Santa Lucia e l’antica tradizione delle fave

by Carmine de Leo

A Foggia esisteva un tempo una caratteristica chiesetta dedicata a Santa Lucia, essa era annessa al convento di clausura del Santissimo Salvatore, che ospitava le monache dell’ordine fondato dalla Venerabile Suor Maria Crostarosa.

La chiesetta con il monastero erano nel luogo ove oggi è il Municipio, fu abbattuta, infatti per erigervi questa struttura durante il fascismo, distruggendo un caratteristico angolo del nostro centro storico e rubandoci una importate memoria storico monumentale.

La tradizione di festeggiare la Santa martire siracusana Lucia, però, non fu cancellata, venerata sia dai cattolici, che dagli ortodossi, la sua ricorrenza il 13 dicembre è un appuntamento a cui non si rinuncia!

Nella città di Foggia, abbattuta la sua chiesetta, il suo culto è rimasto vivo presso l’attuale chiesa dedicata all’Arcangelo Michele ed ancora oggi, ogni anno, collegata alla tradizione religiosa ,  un’altra particolare tradizione, ma gastronomica, è protagonista delle  nostre tavole, quella di lessare le fave secche per poi donarle anche ai  propri vicini.

Questa usanza è ancora diffusa anche in altre contrade della Puglia, come sul Gargano, ove i piatti delle fave di Santa Lucia, vengono anche offerti per le anime dei defunti,

Vi chiederete perché le fave, ebbene questi legumi, per la loro forma, nella tradizione popolare ricordano gli occhi della Santa, che è ritratta con in  mano un piattino contenente i suoi occhi.

Secondo la tradizione popolare questi le furono cavati prima di morire, verso la fine e del III secolo dopo Cristo, perseguitata perché cristiana, ma nessuna fonte descrive questo martirio se non  verso  il XV secolo, quando forse, collegata all’etimologia del nome: Lucia dal latino lux luce, si diffuse la tradizione che la vuole protettrice della vista.

Sostituendo in tal modo, come per tanti altri Santi cristiani, il culto della dell’antica Artemide, dea pagana della luce, raffigurata con in mano due torce.

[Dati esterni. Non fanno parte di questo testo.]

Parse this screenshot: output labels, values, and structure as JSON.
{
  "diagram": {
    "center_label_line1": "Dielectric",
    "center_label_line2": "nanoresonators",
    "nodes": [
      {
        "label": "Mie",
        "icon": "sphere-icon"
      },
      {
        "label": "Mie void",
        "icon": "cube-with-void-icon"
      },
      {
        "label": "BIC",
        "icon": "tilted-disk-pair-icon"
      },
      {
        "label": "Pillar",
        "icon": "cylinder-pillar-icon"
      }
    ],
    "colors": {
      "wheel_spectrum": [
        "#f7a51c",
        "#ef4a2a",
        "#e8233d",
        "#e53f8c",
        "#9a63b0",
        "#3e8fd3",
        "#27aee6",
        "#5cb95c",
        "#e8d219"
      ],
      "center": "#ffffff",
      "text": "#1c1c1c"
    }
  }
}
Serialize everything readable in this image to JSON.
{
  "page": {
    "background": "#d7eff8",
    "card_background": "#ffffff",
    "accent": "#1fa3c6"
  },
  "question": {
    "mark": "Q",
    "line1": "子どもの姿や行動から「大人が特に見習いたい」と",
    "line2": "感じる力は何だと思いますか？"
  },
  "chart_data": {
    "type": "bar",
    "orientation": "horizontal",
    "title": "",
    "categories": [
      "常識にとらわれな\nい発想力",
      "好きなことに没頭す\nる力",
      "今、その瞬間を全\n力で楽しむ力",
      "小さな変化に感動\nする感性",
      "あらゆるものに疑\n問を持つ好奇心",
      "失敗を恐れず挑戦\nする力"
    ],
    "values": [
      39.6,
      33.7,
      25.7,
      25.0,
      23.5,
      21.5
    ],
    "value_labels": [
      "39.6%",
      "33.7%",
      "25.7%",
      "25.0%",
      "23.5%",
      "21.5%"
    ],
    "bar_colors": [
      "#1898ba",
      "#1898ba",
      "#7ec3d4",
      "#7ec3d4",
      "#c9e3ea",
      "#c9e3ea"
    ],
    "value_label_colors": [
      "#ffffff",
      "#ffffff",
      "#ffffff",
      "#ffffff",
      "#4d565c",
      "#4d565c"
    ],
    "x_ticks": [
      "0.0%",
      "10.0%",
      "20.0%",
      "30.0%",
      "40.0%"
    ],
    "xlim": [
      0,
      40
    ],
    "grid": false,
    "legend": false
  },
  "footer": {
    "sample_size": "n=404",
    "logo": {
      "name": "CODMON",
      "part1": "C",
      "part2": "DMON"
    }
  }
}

La tradizione di cucinare il piatto di fave, fatta risalire dalla devozione popolare a quello che è considerato l’unico alimento della Santa durante la sua prigionia prima del martirio, ha anch’essa radici pagane.

Infatti, in un antico rito pagano descritto da Ovidio, le fave arricciate venivano anche offerte per devozione alle anime dei morti.

Molte altre usanze gastronomiche sono comunque collegate a questa Santa martire siracusana che, orfana di padre, dopo aver assistito alla miracolosa guarigione della propria madre, decise di consacrarsi a Dio.

A Siracusa, sua città natale, il pane e la pasta, in occasione della sua ricorrenza il 13 dicembre, vengono sostituiti dal riso, dalle panelle a base di ceci e dalla cuccia, pietanza a base di grano bollito e ricotta.

Ancora, in tutto il meridione, ma soprattutto in Puglia e Sicilia, si preparano gli occhietti di Santa Lucia, squisiti dolcetti realizzati con farina, latte, zucchero ed uova, che ricordano come la Santa sia la protettrice della vista; altre versioni fanno derivare invece questi dolcetti dai chicchi di grano che una colomba portava alla Santa durante la sua prigionia per sfamarla.

Il culto di Santa Lucia, giovanissima martire siciliana, è molto diffuso anche nei paesi del nord Europa, ove la Santa, simbolo della luce che squarcia il buio della latitudini settentrionali, è particolarmente venerata, non solo dai cattolici.

In Scandinavia la Santa, nel giorno della sua ricorrenza si svolgono suggestive processioni.

Santa Lucia è infatti rappresentata da una ragazza a cavallo di un asinello, eletta tra le fanciulle del luogo, con in  testa una corona fatta di candele, a ricordo della luce e vestita con un abito bianco, rappresentante la verginità della Santa ed una fascia rossa, come il sangue del martirio.

Seguono la Santa, altre ragazze vestire di bianco che intonano con lei canti e nenie e portano piccoli doni, prima di Santa Klaus, un altro santo del Sud, il nostro San Nicola, ai bambini più piccoli.